発電施設に一番近い病院だったせいで発電施設も破損していて、おそらく直接的に被害がなかった他の病院もおおわらわだ。

だから辺りにはまだ誰もいない。
そんな風にただ死体と瓦礫が溢れかえる中を歩き続ける途中で実弥が口を開いた。


「なあ、錆兎」
「ん?」
「一応…一応な、覚悟はしとけよ?」
「ああ、もちろん。俺だっていつも前戦に出てるんだぞ?」
「…そっちじゃなくてなァ……」
「…?」

「心肺停止な、していたわけだから、何かしら脳に影響あるかもしれねえぞォ。
体の障害、記憶障害、何かしらの障害が出るかもしれねえ。
けどな、一つだけ言っておいてやる。
それでも、大事な相手の散々嬲られたあとの遺体とか見つけて、自分がそいつの命どころか尊厳さえ守ってやれなかったっていうのを見せつけられる事に比べたら、本当に幸せだぜ。
守ってやれるところが残ってるだけ幸せな事だからなァ?
守ってやれた部分を全力で守ってやれよ?」

そう言う実弥の表情は後ろからでは見る事は出来ない。
が、いつもより、いや、いつも以上に淡々とした口調で語る実弥。

それは…お前の経験なのか?と、喉元まで出かかったが、聞いて良い事ではないことな気がして、錆兎は寸でで言葉を飲み込んだ。

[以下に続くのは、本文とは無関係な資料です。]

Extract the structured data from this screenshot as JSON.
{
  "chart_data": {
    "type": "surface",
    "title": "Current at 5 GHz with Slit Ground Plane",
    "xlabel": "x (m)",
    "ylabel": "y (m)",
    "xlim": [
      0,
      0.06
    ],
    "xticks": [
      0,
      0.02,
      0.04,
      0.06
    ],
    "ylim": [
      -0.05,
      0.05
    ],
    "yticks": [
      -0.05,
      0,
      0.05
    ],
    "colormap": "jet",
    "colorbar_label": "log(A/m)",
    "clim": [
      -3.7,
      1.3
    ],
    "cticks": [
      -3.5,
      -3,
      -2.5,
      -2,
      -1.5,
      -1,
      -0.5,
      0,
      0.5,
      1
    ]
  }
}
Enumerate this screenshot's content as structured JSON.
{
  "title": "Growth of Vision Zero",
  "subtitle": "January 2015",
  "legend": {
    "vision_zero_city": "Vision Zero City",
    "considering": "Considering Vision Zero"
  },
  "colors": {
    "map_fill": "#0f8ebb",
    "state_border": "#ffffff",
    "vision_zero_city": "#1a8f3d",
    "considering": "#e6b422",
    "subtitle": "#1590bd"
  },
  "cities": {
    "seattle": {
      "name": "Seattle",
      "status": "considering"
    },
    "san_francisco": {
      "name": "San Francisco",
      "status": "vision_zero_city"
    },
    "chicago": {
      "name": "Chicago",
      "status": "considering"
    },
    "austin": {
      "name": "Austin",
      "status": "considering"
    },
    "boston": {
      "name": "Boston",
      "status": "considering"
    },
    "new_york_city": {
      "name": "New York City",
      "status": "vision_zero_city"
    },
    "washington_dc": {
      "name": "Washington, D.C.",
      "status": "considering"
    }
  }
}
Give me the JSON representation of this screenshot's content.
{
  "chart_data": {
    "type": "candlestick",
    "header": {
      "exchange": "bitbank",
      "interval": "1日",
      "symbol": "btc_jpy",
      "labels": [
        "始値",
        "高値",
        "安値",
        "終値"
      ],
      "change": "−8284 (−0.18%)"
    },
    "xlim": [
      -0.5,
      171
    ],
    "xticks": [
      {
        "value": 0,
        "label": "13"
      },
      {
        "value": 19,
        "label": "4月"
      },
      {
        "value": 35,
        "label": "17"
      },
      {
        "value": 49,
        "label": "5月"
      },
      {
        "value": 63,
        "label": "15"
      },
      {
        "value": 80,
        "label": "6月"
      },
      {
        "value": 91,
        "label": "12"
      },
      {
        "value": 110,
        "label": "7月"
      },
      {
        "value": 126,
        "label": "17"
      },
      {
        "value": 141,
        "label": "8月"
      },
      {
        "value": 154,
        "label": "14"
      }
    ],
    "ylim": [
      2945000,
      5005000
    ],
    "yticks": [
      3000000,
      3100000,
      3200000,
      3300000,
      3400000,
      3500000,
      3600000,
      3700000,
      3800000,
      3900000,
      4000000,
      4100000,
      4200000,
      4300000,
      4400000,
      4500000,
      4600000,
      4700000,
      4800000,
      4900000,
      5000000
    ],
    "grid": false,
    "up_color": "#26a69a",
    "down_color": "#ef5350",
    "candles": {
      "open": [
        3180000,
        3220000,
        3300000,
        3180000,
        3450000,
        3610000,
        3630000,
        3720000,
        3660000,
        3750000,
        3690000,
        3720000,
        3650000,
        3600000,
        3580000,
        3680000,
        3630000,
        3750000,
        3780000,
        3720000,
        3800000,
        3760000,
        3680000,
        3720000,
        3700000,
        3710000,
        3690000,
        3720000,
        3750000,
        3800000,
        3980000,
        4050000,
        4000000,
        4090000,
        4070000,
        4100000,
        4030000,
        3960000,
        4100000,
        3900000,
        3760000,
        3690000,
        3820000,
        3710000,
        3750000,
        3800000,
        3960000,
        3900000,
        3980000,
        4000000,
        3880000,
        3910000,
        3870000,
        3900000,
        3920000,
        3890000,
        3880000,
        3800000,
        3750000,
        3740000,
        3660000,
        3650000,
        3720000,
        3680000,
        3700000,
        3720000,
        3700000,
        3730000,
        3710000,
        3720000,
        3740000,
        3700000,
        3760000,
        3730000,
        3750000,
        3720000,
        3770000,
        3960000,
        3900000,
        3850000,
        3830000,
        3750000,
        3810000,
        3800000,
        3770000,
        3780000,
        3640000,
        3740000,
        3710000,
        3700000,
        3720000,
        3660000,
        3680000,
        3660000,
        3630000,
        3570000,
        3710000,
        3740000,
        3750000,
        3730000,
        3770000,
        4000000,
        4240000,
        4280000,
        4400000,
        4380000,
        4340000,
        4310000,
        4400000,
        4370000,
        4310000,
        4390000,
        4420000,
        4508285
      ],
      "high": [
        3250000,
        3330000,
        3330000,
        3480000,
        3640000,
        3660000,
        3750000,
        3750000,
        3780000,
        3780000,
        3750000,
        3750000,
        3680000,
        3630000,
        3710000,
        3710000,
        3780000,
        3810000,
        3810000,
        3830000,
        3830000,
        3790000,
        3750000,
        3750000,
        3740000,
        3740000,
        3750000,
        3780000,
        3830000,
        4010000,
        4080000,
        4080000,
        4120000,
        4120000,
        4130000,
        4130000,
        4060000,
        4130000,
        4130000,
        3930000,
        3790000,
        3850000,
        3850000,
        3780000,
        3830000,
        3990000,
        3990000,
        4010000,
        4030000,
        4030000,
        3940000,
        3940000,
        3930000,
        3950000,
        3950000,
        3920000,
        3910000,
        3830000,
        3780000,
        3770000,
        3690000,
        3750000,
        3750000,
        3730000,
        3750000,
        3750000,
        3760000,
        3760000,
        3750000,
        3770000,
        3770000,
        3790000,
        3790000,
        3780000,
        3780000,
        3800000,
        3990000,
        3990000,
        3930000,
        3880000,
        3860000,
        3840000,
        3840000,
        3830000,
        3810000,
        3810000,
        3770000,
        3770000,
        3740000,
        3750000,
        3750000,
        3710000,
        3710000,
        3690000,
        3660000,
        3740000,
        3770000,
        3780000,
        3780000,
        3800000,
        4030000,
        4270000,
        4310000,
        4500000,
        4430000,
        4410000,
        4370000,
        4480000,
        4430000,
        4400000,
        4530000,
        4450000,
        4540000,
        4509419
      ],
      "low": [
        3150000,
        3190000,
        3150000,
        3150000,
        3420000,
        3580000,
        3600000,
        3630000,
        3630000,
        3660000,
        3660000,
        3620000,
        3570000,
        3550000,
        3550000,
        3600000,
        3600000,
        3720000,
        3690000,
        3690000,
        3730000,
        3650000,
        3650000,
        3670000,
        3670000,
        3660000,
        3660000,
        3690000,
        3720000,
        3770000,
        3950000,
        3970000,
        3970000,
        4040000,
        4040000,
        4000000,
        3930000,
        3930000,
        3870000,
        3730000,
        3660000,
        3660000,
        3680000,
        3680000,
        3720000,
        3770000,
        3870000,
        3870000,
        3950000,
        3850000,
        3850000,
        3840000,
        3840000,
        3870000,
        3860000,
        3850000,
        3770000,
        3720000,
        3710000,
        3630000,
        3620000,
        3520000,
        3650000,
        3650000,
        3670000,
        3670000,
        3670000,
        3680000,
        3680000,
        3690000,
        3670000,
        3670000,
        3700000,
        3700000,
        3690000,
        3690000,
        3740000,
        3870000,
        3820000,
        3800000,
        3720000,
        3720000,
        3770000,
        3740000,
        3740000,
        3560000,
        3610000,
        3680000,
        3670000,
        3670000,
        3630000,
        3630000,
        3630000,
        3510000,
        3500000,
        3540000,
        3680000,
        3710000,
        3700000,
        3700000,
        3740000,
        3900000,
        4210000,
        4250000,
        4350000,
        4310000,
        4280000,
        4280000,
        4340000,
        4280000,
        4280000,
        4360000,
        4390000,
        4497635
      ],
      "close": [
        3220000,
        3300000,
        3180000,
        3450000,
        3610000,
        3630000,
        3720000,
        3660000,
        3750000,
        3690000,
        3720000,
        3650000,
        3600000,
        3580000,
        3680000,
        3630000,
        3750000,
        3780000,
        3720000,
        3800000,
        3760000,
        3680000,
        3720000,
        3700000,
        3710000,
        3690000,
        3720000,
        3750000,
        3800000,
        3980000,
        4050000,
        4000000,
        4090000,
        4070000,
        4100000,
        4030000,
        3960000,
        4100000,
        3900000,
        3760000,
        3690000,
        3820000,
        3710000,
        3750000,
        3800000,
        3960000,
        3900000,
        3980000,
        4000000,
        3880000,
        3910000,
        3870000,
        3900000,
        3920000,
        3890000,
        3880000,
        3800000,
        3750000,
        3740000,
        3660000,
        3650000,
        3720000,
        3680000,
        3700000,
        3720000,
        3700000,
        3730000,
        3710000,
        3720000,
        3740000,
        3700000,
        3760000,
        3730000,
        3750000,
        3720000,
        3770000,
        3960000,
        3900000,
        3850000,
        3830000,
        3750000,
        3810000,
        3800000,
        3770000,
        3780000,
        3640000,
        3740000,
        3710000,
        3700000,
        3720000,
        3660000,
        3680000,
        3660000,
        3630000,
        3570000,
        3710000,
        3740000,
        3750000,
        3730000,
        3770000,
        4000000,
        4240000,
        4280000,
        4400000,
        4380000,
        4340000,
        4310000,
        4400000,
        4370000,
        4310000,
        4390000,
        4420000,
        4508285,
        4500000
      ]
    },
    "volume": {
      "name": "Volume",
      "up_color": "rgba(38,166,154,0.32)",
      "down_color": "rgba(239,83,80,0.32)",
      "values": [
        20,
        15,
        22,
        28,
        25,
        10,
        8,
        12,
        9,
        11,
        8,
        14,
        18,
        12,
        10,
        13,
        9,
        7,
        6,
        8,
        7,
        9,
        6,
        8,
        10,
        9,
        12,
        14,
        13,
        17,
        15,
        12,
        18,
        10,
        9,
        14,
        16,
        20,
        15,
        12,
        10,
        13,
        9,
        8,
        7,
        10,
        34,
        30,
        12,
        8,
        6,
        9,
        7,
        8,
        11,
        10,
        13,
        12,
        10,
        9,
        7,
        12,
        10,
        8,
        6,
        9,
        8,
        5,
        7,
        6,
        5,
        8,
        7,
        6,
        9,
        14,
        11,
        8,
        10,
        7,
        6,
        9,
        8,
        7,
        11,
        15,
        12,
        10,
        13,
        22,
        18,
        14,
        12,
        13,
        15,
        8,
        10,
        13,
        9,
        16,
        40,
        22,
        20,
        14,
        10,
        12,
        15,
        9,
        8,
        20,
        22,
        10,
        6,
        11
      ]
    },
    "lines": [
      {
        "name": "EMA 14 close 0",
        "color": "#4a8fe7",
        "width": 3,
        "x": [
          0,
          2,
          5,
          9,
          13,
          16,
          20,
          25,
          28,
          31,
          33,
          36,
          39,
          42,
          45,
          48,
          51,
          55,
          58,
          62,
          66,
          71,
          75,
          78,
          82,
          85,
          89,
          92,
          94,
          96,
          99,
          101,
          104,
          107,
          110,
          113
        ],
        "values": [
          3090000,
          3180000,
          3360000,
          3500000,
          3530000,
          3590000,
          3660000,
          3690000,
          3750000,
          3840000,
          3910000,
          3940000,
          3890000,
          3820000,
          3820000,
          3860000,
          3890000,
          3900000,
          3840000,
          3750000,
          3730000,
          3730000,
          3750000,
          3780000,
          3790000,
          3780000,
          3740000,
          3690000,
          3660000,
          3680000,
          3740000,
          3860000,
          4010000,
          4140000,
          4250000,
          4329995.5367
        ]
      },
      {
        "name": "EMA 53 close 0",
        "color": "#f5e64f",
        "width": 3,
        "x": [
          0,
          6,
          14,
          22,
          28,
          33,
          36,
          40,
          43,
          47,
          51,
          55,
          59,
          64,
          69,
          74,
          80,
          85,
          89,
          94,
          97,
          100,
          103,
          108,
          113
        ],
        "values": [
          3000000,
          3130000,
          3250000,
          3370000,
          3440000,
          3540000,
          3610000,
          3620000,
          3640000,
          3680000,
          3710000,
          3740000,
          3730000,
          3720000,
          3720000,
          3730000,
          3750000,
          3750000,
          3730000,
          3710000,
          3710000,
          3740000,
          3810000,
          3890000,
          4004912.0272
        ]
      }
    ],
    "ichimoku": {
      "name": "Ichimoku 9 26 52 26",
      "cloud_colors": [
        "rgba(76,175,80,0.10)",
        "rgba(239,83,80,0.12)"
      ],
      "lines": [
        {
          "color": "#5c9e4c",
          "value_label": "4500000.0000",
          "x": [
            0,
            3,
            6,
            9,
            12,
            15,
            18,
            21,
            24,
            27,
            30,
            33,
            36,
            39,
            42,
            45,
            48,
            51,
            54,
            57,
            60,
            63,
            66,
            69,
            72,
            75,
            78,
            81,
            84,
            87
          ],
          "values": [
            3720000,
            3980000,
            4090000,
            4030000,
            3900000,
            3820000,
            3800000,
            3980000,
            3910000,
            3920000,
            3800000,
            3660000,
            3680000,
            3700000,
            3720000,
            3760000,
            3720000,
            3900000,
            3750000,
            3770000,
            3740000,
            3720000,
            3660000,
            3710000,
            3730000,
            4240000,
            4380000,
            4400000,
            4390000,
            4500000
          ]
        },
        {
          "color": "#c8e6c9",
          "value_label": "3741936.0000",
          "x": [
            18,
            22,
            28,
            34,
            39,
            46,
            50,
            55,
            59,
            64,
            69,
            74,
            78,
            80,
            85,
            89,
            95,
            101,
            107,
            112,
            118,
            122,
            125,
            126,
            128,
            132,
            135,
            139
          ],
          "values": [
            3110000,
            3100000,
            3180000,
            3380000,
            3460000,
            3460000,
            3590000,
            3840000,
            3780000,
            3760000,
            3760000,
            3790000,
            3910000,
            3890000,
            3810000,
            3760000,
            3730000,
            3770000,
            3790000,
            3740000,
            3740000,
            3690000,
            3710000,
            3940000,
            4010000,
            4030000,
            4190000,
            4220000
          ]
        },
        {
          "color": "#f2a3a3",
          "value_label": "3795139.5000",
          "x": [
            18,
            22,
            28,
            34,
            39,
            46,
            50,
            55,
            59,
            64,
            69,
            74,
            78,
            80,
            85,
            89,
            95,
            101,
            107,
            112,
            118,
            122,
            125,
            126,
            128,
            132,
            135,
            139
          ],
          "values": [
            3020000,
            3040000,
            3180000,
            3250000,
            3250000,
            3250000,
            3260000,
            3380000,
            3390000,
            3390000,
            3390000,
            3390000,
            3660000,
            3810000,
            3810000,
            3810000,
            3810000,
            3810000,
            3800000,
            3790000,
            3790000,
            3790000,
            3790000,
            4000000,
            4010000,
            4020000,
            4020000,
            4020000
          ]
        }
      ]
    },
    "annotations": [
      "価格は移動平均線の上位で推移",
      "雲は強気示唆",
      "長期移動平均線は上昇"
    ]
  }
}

義勇に関して言うならば、錆兎が出会ってからの義勇はずっとベッドの上の病人だったし、錆兎が目にする義勇はいつも横たわっていたので、多少の障害が残って、例えば寝たきりになったとしても、錆兎自身はそうショックはうけないだろうと思う。

強いて言うなら…もし義勇がそれでショックを受けるような事があれば、全力で力づけてやらねば、と、思うくらいだ。

そんな事を考えていた錆兎が直面したのは、思いもかけない方向の障害だったのだが、この時はまだそんなことは想像だにしていなかった。